Step 1: Scanner (tokenizer) -- Due: Friday, August 30th, Monday, September 2nd, 11:59pm

Please read this handout carefully before submitting the project. Contact the TAs if you have any questions about the project. Also please read the newsgroup constantly for any updates in the project handout.

Introduction

Your task in this step is to generate a scanner (also referred as tokenizer) for the project's grammar provided to you. A scanner is a program that takes a sequence of characters (the source file of the program) and produces a sequence of tokens that will be used to feed the compiler's parser.

The figure below shows the general structure of a simple compiler similarly to the one presented in the Fischer & LeBlanc's book. The picture highlights the part of the compiler that will be developed at this step and conceptually relate it to other parts that will be developed in the future.

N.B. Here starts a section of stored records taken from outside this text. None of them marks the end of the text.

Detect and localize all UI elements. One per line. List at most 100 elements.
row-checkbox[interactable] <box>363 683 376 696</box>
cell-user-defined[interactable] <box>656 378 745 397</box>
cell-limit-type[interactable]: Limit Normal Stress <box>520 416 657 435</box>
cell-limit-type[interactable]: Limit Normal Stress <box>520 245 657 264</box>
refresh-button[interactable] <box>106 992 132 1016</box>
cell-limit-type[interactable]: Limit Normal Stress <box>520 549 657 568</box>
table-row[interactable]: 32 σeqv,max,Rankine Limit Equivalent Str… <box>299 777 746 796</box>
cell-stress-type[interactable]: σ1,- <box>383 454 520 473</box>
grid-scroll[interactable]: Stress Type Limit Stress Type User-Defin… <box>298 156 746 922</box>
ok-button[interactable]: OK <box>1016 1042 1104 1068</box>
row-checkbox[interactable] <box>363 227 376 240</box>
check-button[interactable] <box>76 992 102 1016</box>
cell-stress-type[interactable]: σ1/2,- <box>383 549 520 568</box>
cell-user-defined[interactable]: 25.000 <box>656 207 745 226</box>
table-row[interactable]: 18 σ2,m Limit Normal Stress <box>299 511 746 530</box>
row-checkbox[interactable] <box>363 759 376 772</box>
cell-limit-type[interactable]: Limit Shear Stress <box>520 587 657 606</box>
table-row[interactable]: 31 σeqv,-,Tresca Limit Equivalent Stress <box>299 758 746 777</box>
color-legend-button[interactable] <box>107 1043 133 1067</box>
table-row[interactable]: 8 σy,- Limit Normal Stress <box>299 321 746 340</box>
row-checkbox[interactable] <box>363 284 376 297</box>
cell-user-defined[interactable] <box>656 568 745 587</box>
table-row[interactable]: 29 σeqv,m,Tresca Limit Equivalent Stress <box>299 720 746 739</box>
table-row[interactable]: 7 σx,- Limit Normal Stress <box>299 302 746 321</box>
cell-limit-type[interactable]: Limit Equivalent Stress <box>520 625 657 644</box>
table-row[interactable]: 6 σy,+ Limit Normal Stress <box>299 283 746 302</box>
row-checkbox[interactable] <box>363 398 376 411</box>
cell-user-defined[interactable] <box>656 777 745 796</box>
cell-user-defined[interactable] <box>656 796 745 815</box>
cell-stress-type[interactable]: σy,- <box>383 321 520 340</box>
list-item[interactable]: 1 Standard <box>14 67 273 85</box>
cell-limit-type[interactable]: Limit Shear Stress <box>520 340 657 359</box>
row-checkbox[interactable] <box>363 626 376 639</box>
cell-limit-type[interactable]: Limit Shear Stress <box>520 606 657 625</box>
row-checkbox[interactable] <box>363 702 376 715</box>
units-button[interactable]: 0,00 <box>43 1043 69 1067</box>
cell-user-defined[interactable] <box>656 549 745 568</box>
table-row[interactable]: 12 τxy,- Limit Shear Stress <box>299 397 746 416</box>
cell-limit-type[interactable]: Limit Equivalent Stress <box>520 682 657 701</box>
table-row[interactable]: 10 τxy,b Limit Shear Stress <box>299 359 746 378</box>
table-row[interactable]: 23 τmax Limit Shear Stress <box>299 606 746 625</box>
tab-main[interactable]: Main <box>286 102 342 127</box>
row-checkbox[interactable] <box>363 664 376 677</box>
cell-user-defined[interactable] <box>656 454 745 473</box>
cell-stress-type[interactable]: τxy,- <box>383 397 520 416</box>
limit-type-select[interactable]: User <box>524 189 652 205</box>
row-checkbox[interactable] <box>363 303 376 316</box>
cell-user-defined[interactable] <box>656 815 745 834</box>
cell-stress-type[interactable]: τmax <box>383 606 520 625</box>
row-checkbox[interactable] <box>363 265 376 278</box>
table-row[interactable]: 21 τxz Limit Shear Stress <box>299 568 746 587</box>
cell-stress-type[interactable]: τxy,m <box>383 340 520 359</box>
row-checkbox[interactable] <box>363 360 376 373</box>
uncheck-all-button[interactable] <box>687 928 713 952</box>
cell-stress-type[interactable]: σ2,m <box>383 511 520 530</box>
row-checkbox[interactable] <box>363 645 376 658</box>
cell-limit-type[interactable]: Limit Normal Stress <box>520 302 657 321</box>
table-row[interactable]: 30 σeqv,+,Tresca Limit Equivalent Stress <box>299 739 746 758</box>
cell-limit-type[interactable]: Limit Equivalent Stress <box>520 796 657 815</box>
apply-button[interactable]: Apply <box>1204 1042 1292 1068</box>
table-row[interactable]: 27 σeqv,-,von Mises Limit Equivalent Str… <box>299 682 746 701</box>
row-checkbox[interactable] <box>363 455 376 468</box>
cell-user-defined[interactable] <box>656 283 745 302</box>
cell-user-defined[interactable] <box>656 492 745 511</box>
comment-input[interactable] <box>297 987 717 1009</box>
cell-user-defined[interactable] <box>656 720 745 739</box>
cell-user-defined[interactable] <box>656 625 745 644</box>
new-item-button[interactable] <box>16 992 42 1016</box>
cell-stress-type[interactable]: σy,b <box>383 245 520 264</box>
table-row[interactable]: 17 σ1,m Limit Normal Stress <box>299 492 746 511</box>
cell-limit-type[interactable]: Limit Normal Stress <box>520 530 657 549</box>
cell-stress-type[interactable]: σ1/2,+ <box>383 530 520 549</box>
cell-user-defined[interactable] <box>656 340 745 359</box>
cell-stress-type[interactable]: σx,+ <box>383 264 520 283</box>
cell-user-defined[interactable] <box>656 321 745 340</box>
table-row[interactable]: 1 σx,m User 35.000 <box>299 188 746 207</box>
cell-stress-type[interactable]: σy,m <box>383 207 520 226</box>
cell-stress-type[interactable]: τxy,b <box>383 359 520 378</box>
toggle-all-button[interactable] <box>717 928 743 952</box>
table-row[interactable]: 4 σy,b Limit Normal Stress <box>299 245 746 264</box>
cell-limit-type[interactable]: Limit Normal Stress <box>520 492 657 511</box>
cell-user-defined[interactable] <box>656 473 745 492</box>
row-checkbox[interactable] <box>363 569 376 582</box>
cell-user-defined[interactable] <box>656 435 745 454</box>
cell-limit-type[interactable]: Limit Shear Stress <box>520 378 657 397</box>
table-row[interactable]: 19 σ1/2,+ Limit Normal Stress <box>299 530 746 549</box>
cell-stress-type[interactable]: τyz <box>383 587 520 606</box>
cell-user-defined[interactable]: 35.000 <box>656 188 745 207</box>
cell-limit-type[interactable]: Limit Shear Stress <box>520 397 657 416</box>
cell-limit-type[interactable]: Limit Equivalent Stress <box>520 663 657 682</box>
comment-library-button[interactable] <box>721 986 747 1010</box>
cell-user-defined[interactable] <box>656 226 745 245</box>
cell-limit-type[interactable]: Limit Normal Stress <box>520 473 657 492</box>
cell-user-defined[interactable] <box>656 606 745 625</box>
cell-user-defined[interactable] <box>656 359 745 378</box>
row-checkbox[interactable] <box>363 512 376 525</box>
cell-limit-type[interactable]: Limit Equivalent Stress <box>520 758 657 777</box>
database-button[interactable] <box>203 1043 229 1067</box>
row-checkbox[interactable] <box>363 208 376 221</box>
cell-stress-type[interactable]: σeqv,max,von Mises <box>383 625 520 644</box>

Description of a simple compiler

Scanner Generation Tools

The scanner's source code is normally generated by a scanner generation tool. You can use one of the tools available to generate your scanner in this step. These tools normally work by taking the token definitions expressed by regular expressions and generates the source code for the scanner automatically (for this project, the tokens are specified in the language's grammar). The programmer has to add the code to handle the scanner's output. For example, at this step you will print all the tokens in the standard output. In the step 2 of this project you will modify your scanner to feed the parser replacing the print routines by calls to the parser and passing the tokens as parameters. In order to learn how to merge the code of the scanner generator with the rest of your source code, please, read the user's manual of the tool you decide to use.

Some popular tools are:

Antlr: The most popular option if you're developing the compiler in Java. (Recommended)
Lex (or Flex) : Generates the scanner's source in C language.
JFlex(Scanner generator): Lexical analyzer written in Java.

Step 1: The compiler's tokenizer (scanner)

At the end of this step, the program developed (the very first part of our compiler) should be able to open a program's source file written in the LITTLE LANGUAGE and recognize its tokens. At this step, the output of your program should be the prints of each token's type and value (see below). In the next step the same output will be used to feed the parser.

Your scanner program should be able to open and read LITTLE source file and print the all the valid tokens within the source file and their respective type in the standard output. You might want to redirect the output to a file and compare your results with the output files provided for the testcases.

Testcases:

Outputs:

See grammar file for token definitions (Keywords, Operator, Literals)

Output Format

The program is expected to print each token in a predefined format. Here is an example

Token Type: INTLITERAL
Value: 20

Please read the output samples for more details.

Running your scanner

This is how we will test your scanner in Java:

java -cp classes/:lib/antlr.jar Micro fibonacci.micro > fibonacci.scanner

This is how we will test your scanner in C/C++:

Micro fibonacci.micro > fibonacci.scanner

Note that the input is being read in from a file passed as a command line argument, not redirected from STDIN, while the output is being redirected from STDOUT. If you are using a different language that C/C++ or Java, include a shell script in your submission called "Micro" that provides the same usage interface as in the C/C++ case above

Note: This step will be graded automatically and the outputs generated by your code will be directly compared with the expected outputs using "diff -b -B" command. Please make sure the your outputs are identical to the sample outputs provided.

Project template

To help you start the project we are providing templates for step1. There is a template for ANTLR (v4) available. Because ANTLR v4 is new, the documentation is not as thorough as for v3. If you would like to use v3 for your project, there is an alternate template available.

Readings

Several books introduce the theory necessary for a good understanding of lexical analysis and how a compiler tokenizer works, as well a good description of how a simple compiler is structured. You may find it helpful to check some of the following references:

Alfred v. Aho, Ravi Sethi, Jeffrey D. Ullman, "Compilers: Principles, Techniques, and Tools", Addison-Wesley, 1986.
A simple one-pass compiler - Chapter 2
Lexical analysis - Chapter 3

Andrew W. Appel, "Modern Compiler Implementation in Java", Cambridge Univ. Press, 1998.
Lexical Analysis - Chapter 2

Charles Fischer, Richard LeBlanc, "Crafting a Compiler with C", The Benjamin/Commings Publishing Company, Inc, 1991.
A simple compiler - Chapter 2
Scanning - Theory and Practice - Chapter 3

Q&A

Q: What should I do if I encounter an illegal token?
A: Stop the lexer at that point. You are not required to do error handling.